The US Navy Seal who claims to have killed 9/11 mastermind Osama bin Laden, Robert O'Neill, has revealed intimate details of the raid in an exclusive interview.
The Montana citizen told Fox News in "The Man Who Killed Osama Bin Laden" about the moment he and his team realised that they had killed the world's most wanted man.
"My first thought was 'we got him, we got him, we just ended the war.' It would be irresponsible of me not to give everyone else closure."
The former elite commando spoke of how they were kept in the dark about which country they would be travelling to and who the target would be.

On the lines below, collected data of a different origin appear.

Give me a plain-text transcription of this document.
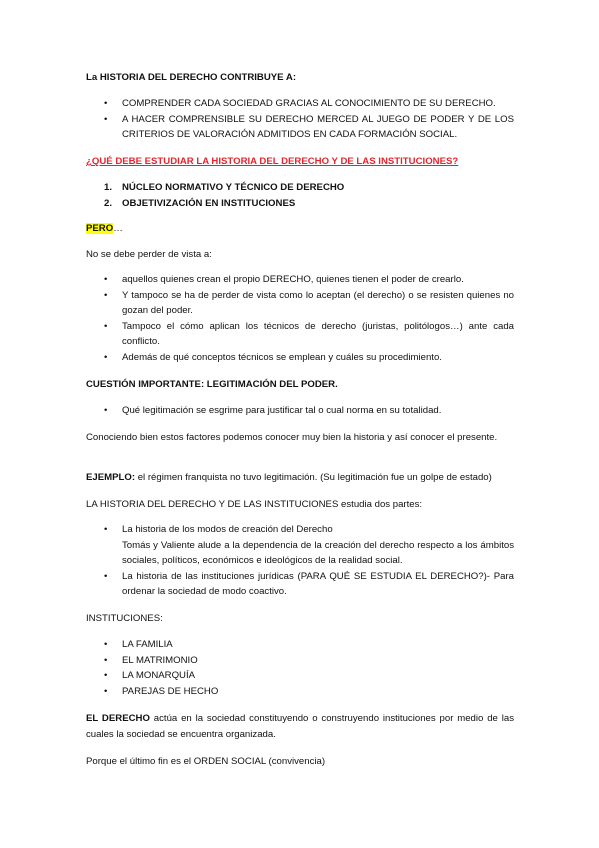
La HISTORIA DEL DERECHO CONTRIBUYE A:

• COMPRENDER CADA SOCIEDAD GRACIAS AL CONOCIMIENTO DE SU DERECHO.
• A HACER COMPRENSIBLE SU DERECHO MERCED AL JUEGO DE PODER Y DE LOS CRITERIOS DE VALORACIÓN ADMITIDOS EN CADA FORMACIÓN SOCIAL.

¿QUÉ DEBE ESTUDIAR LA HISTORIA DEL DERECHO Y DE LAS INSTITUCIONES?

1. NÚCLEO NORMATIVO Y TÉCNICO DE DERECHO
2. OBJETIVIZACIÓN EN INSTITUCIONES

PERO…

No se debe perder de vista a:

• aquellos quienes crean el propio DERECHO, quienes tienen el poder de crearlo.
• Y tampoco se ha de perder de vista como lo aceptan (el derecho) o se resisten quienes no gozan del poder.
• Tampoco el cómo aplican los técnicos de derecho (juristas, politólogos…) ante cada conflicto.
• Además de qué conceptos técnicos se emplean y cuáles su procedimiento.

CUESTIÓN IMPORTANTE: LEGITIMACIÓN DEL PODER.

• Qué legitimación se esgrime para justificar tal o cual norma en su totalidad.

Conociendo bien estos factores podemos conocer muy bien la historia y así conocer el presente.

EJEMPLO: el régimen franquista no tuvo legitimación. (Su legitimación fue un golpe de estado)

LA HISTORIA DEL DERECHO Y DE LAS INSTITUCIONES estudia dos partes:

• La historia de los modos de creación del Derecho
Tomás y Valiente alude a la dependencia de la creación del derecho respecto a los ámbitos sociales, políticos, económicos e ideológicos de la realidad social.
• La historia de las instituciones jurídicas (PARA QUÉ SE ESTUDIA EL DERECHO?)- Para ordenar la sociedad de modo coactivo.

INSTITUCIONES:

• LA FAMILIA
• EL MATRIMONIO
• LA MONARQUÍA
• PAREJAS DE HECHO

EL DERECHO actúa en la sociedad constituyendo o construyendo instituciones por medio de las cuales la sociedad se encuentra organizada.

Porque el último fin es el ORDEN SOCIAL (convivencia)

"They told us a couple of things like we're going to read you in eventually and here's whose going to be there...and they said a few names that didn't make sense," he said.
"A few of us were talking a couple days later about this person, this person why would they be there... It's bin Laden...they found him...we're going to go get him."
O'Neill has faced a wave of criticism for breaking the Seals' code of silence and their aversion to self-promotion. His claims of being Bin Laden's killer have also been countered by his colleagues.
In the interview, O'Neill spoke of the training required before the elite operation, which involved the team landing on bin Laden's roof under cover of darkness and then launching a raid inside.
He revealed the doubts that plagued the team, who believed they would not come back alive from the mission and thought of themselves as a "martyrs' brigade".
"The more we trained on it, the more we realised...this is going to be a one-way mission," he said. "We're going to go and we're not going to come back. We're going to die when the house blows up.
"We're going to die when he blows up. Or we are going to be there too long and we'll get arrested by the Pakistanis and we're going to spend the rest of our short lives in Pakistan prison.
"If it was light enough I was definitely the last person he [bin Laden] saw [alive]," O'Neill said. "It wasn't real. It was another guy in a house that we shot, it didn't sink in, it didn't sink in for a while.
"It has [sunk in] now, I've thought about it every day for a number of years. I'm still trying to figure out if it's the best thing I've ever done or the worst thing I've ever done.
"We accomplished our mission and I was a big part of it, I was a part of it [but] I don't know what's going to happen. It's something I have to live with every day."
Taking viewers back to the time he stood face-to-face with bin Laden, O'Neill said: "Two minutes out and the doors open and it's not a training site in the mountains in the United States.
"I knew there would be a hallway, I knew there would be rooms out to the side, I knew there would be a stairwell at the end.
"Standing two feet in front of me with his hands on his wife was the face that I'd seen thousands of times, UBL [Osama bin Laden]."